Langit terpaku. Pandangannya tanpa sadar tertuju pada Arum. Matanya membesar sedikit, seakan sulit mempercayai perubahan yang begitu halus namun menawan itu. Ia tak berkata apa-apa, hanya menelan ludah dan mengalihkan pandangan sesaat ke lantai, sebelum akhirnya menatap kembali Arum dengan mata yang sedikit berbinar.
"Kita pergi sekarang?" Kata Arum mengejutkan.
Ada rasa hangat yang menyusup ke dadanya—campuran kagum, canggung, dan sesuatu yang lebih sulit ia definisikan. Senyum Arum, sederhana namun tulus, seolah menariknya keluar dari keraguannya.
Hening sebentar mengisi keduanya, hanya suara napas mereka yang terdengar. Arum menyadari tatapan Langit, ia hanya menundukkan kepala sedikit dan tersenyum lebih lembut, memberi ruang bagi momen itu untuk bernapas.

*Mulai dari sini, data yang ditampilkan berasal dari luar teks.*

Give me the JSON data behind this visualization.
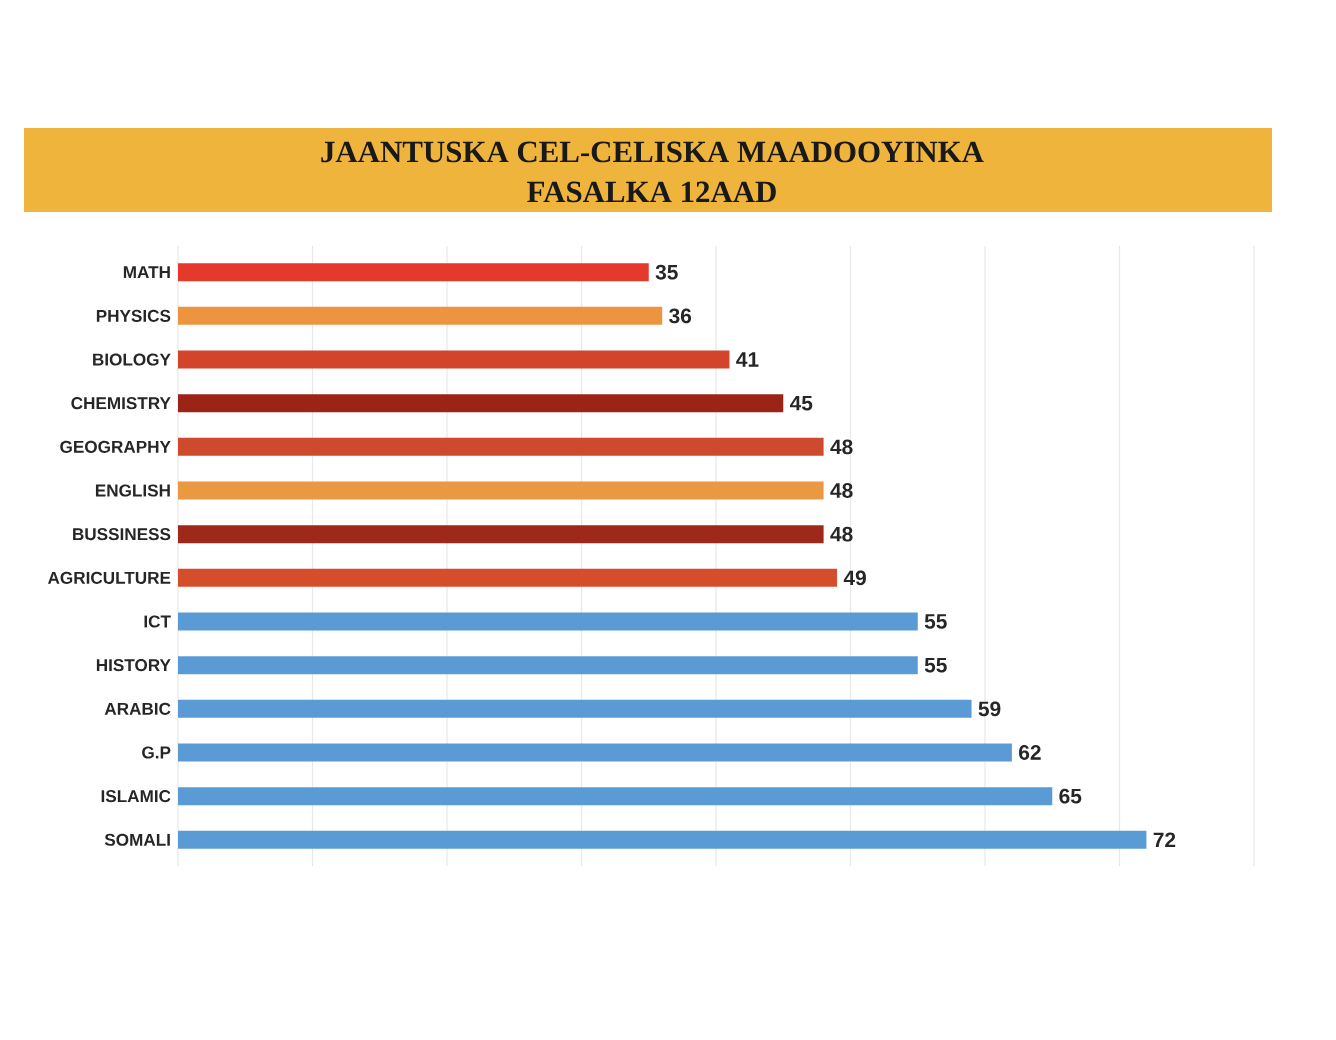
{
  "chart_data": {
    "type": "bar",
    "orientation": "horizontal",
    "title": "JAANTUSKA CEL-CELISKA MAADOOYINKA",
    "subtitle": "FASALKA 12AAD",
    "categories": [
      "MATH",
      "PHYSICS",
      "BIOLOGY",
      "CHEMISTRY",
      "GEOGRAPHY",
      "ENGLISH",
      "BUSSINESS",
      "AGRICULTURE",
      "ICT",
      "HISTORY",
      "ARABIC",
      "G.P",
      "ISLAMIC",
      "SOMALI"
    ],
    "values": [
      35,
      36,
      41,
      45,
      48,
      48,
      48,
      49,
      55,
      55,
      59,
      62,
      65,
      72
    ],
    "colors": [
      "#e53a2b",
      "#ec9440",
      "#d2452b",
      "#9b2417",
      "#cd4a2c",
      "#eb9842",
      "#9e2819",
      "#d44e2c",
      "#5b9bd5",
      "#5b9bd5",
      "#5b9bd5",
      "#5b9bd5",
      "#5b9bd5",
      "#5b9bd5"
    ],
    "xlim": [
      0,
      80
    ],
    "xticks": [
      {
        "value": 0,
        "label": null
      },
      {
        "value": 10,
        "label": null
      },
      {
        "value": 20,
        "label": null
      },
      {
        "value": 30,
        "label": null
      },
      {
        "value": 40,
        "label": null
      },
      {
        "value": 50,
        "label": null
      },
      {
        "value": 60,
        "label": null
      },
      {
        "value": 70,
        "label": null
      },
      {
        "value": 80,
        "label": null
      }
    ],
    "grid": "x",
    "tick_labels": "y",
    "data_labels": true
  }
}
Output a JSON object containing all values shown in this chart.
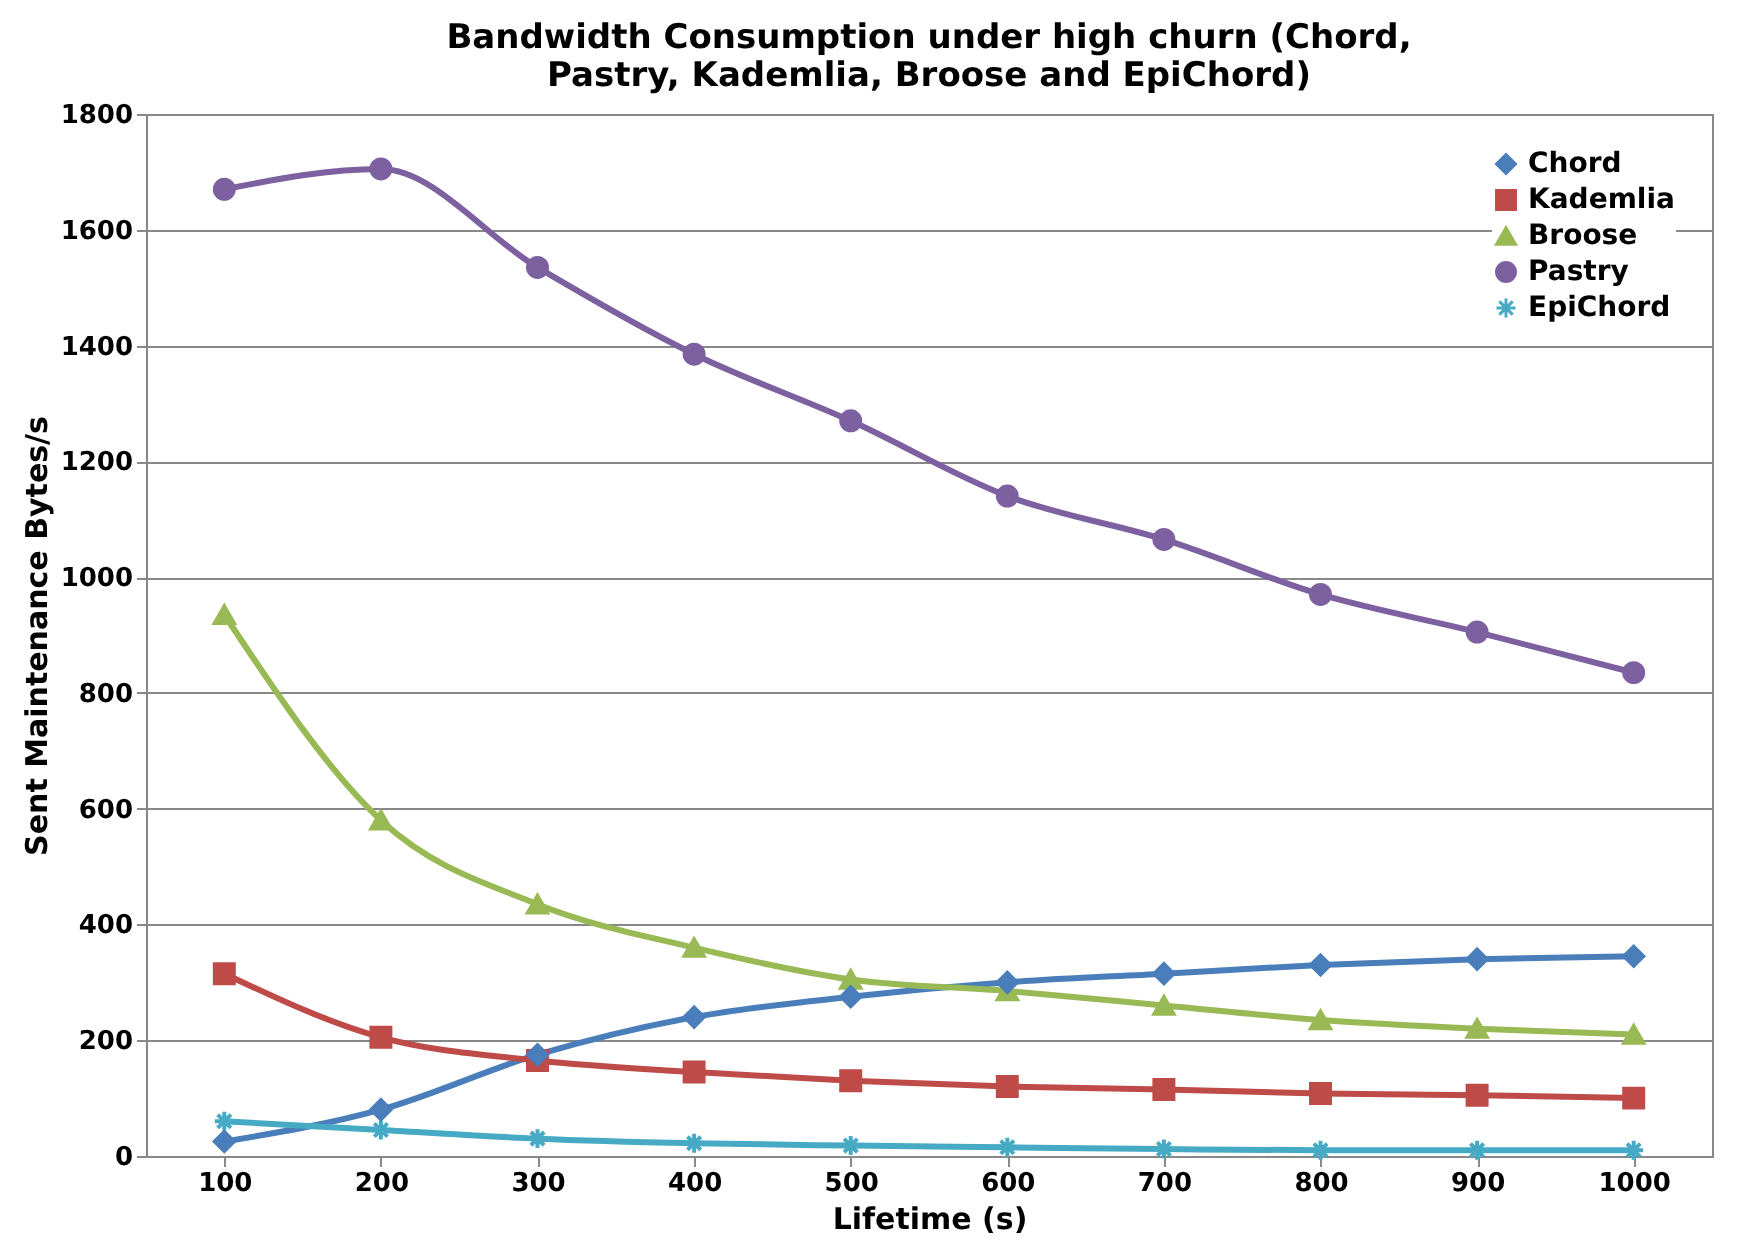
{
  "chart_data": {
    "type": "line",
    "title": "Bandwidth Consumption under high churn (Chord, Pastry, Kademlia, Broose and EpiChord)",
    "xlabel": "Lifetime (s)",
    "ylabel": "Sent Maintenance Bytes/s",
    "categories": [
      "100",
      "200",
      "300",
      "400",
      "500",
      "600",
      "700",
      "800",
      "900",
      "1000"
    ],
    "series": [
      {
        "name": "Chord",
        "color": "#4a7ebb",
        "marker": "diamond",
        "values": [
          25,
          80,
          175,
          240,
          275,
          300,
          315,
          330,
          340,
          345
        ]
      },
      {
        "name": "Kademlia",
        "color": "#be4b48",
        "marker": "square",
        "values": [
          315,
          205,
          165,
          145,
          130,
          120,
          115,
          108,
          105,
          100
        ]
      },
      {
        "name": "Broose",
        "color": "#98b954",
        "marker": "triangle",
        "values": [
          935,
          580,
          435,
          360,
          305,
          285,
          260,
          235,
          220,
          210
        ]
      },
      {
        "name": "Pastry",
        "color": "#7d60a0",
        "marker": "circle",
        "values": [
          1670,
          1705,
          1535,
          1385,
          1270,
          1140,
          1065,
          970,
          905,
          835
        ]
      },
      {
        "name": "EpiChord",
        "color": "#46aac5",
        "marker": "cross",
        "values": [
          60,
          45,
          30,
          22,
          18,
          15,
          12,
          10,
          10,
          10
        ]
      }
    ],
    "ylim": [
      0,
      1800
    ],
    "yticks": [
      0,
      200,
      400,
      600,
      800,
      1000,
      1200,
      1400,
      1600,
      1800
    ],
    "grid": "y",
    "legend": "top right",
    "line_style": "solid"
  }
}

“Ayo,” Ajak Langit kemudian, suaranya pelan namun mantap. Jemarinya terulur ke arah Arum, sebuah undangan sederhana namun sarat makna.
Arum menatap tangan itu sesaat, senyum tipisnya tak pernah luntur. Perlahan, ia meraih jemari Langit, terasa hangat saat jari mereka bersentuhan. Sentuhan itu singkat, namun cukup untuk membuat udara di antara mereka terasa berbeda—lebih ringan, namun sarat ketegangan yang manis.